Однажды у барамук случился спор с Умеющей Считать до Бесконечности по поводу того, сколько она заслуживает апельсинов. Которая, как всегда, заявила, что заслуживает одного целого апельсина каждое деление, и не больше, ни меньше. Заявление это вызвало у всех столь сильное возмущение, которое они не проявляли даже в отношении высших за то, что им давали на всех одну дольку вместо пяти обещанных пяти апельсинов.

– Да кто ты такая? – закричали барамуки, – Мы тут дольку кровью и потом добыть пытаемся, а ты хочешь за так целый апельсин захапать? Кем ты себя возомнила? Не, мы не наглости ва-а-бще не понимаем, и слушать не хотим даже теперь. И вся твоя арифметика – бред, если не даёт тебе ума понять, что ты этого не заслуживаешь! Дура!

– Так если я дура, то кто же вы тогда, что в притязании на один апельсин у меня наглость видите, а в краже у вас целой кучи апельсинов у избранной вами власти не видите?

Последовала пауза. Барамуки вспомнили, что действительно совсем недавно возмущались по поводу присвоения целой кучи апельсинов Верховной и её прихлебателями. Но в одном они были уверены точно: за все те лишения и усилия, которыми полна их жизнь, они ну никак не заслуживают того, чтобы их ещё и морально уничижали. А потому как-то выходило у них, если они упустили чего-то при делении, значит, тому должна быть какая-то уважительная причина, оставалось только её найти. И такое объяснение нашлось:

– Так они учились, они заслуживают! – закричала вдруг одна барамука.

– Да, да! – подхватили другие, – И потому им это полагается по Закону!

– А ты кто такая? – начала кричать толпа, – Вот им нам не жалко, а такой, как ты, принципиально ни дольки лишней не уступим!

Поднятый барамуками галдёж не давал Умеющей Считать до Бесконечности ни слова, а потому ответ её так и остался неизвестным, что в демократическом обществе было равносильно отсутствию ответа. Так в обществе Справедливости и Равенства сформировалась мораль, согласно которой всякий является правым, если следует Закону, а кто не следует, неправым и аморальным. И всё сразу встало на свои места, ибо, как учила пониматика, Закон для того и был нужен, чтобы при помощи него можно было добиться справедливости – нужно было только научиться им пользоваться. А если кто-то научился пользоваться им лучше, чем другой, и добился большей для себя справедливости, то он и заслуживает её больше. А тот, кто не учился, соответственно, и не заслуживает. Ибо в этом мире ничего просто так не бывает, и всего надо добиваться.

В подтверждение последнего у барамук нашёлся веский довод, который стал классическим для всей барамучьей демократии.
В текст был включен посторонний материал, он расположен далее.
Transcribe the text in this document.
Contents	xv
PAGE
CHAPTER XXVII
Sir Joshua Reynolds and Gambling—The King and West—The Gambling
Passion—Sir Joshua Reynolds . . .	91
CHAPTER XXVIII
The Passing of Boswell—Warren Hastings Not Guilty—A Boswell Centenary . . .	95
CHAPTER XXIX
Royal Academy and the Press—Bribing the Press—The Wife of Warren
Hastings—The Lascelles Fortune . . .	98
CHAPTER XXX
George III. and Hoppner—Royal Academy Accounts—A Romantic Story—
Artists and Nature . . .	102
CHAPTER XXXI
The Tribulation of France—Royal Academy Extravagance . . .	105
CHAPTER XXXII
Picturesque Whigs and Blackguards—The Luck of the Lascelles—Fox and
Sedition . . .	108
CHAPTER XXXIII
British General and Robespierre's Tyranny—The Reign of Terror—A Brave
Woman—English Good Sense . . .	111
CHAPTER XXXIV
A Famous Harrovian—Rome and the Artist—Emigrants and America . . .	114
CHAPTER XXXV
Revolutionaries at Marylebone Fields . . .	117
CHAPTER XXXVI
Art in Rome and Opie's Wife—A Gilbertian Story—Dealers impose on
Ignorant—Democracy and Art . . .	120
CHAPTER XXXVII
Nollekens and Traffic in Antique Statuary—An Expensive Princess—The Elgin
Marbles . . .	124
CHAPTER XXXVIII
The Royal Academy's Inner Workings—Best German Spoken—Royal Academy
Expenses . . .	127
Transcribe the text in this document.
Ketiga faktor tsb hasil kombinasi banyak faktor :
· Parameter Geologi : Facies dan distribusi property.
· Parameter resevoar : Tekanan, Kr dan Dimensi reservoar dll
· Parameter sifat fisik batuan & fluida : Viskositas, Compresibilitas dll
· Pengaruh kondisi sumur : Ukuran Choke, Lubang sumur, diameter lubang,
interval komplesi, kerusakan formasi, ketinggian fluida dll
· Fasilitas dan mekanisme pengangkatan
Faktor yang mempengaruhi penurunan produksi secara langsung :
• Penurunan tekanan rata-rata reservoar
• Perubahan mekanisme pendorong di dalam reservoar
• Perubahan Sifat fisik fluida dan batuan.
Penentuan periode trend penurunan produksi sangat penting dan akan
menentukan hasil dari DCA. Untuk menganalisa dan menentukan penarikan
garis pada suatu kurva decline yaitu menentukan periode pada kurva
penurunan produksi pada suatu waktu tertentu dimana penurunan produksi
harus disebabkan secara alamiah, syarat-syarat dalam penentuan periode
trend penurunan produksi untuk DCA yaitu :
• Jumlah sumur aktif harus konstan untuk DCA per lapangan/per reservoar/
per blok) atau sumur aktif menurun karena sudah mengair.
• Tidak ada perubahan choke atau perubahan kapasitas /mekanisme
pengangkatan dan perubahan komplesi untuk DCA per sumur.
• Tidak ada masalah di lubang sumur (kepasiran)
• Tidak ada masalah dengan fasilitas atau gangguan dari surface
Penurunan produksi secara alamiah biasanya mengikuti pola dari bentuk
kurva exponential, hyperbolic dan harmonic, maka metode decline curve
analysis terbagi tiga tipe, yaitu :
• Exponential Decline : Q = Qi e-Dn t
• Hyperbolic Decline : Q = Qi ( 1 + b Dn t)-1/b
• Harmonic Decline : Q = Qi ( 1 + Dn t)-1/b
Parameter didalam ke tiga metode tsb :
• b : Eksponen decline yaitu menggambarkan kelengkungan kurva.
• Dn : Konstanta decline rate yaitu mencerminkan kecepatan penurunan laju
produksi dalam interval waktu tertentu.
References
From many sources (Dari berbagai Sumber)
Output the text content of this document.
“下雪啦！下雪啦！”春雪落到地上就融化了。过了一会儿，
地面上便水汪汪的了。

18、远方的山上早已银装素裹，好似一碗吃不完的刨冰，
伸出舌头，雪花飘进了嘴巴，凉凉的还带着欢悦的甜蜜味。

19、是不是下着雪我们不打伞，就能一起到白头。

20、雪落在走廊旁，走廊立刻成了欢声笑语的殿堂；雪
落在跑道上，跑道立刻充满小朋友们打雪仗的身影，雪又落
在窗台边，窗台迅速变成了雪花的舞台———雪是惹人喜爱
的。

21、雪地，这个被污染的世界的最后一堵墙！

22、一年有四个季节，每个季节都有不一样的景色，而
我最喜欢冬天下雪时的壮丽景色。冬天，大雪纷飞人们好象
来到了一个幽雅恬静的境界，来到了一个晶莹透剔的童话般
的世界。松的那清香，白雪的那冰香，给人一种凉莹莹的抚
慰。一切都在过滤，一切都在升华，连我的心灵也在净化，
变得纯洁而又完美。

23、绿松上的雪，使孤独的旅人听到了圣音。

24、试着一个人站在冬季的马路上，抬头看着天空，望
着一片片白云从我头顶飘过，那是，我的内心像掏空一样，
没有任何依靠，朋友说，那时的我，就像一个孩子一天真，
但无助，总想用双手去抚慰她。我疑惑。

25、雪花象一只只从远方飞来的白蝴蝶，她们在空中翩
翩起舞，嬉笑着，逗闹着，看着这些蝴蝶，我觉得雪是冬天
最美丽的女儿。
Назывался он «А где вы видели, чтобы где-то было иначе?». И поскольку живущие в обществе Справедливости и Равенства действительно ни разу не видели, чтобы где-то было иначе, а тем более, не могли этого даже и представить, то это стало для них высшим доказательством того, что такого в природе действительно невозможно. И раз не бывает такого, чтобы за просто так можно было получить лишний кусочек дольки, а надо за него очень долго толкаться и ругаться, то тем более не может быть и речи о том, чтобы просто так получать целый апельсин. Всё это надо решительно пресекать. А если кто-то получает целую кучу апельсинов, то, значит, это тоже не за просто так. Что же касается концепции Умеющей Считать, то её надо ставить на место самым решительным образом, чтобы не бесила многострадальный народ своей ересью, и закон барамукам тому был в помощь.

Глава 14. Как общество процветало

Поскольку апельсины съедались, а корки оставались, последние постепенно накапливались в большом количестве. А поскольку апельсины всем очень нравились, а корки пахли апельсинами, барамуки не спешили их выбрасывать. Они собирали их, накапливали, и наслаждались их запахом.

У корок было одно очень важное достоинство: они не расходовались и не протухали (если их засушить). Правда, со временем они теряли запах, но эта проблема достаточно эффективно решалась запиранием их в банку с крышкой, запах внутри которой накапливался и сохранялся, и мог быть использован очень экономно. Таким образом, при грамотном подходе, из корок можно было извлечь достаточно большое количество запаха апельсинов. Ещё запах был востребован для понта – если от обезьяны пахло апельсинами, это как бы указывало на то, что у неё водится много апельсинов, а последнее как бы говорило о том, что она ловкая и умная.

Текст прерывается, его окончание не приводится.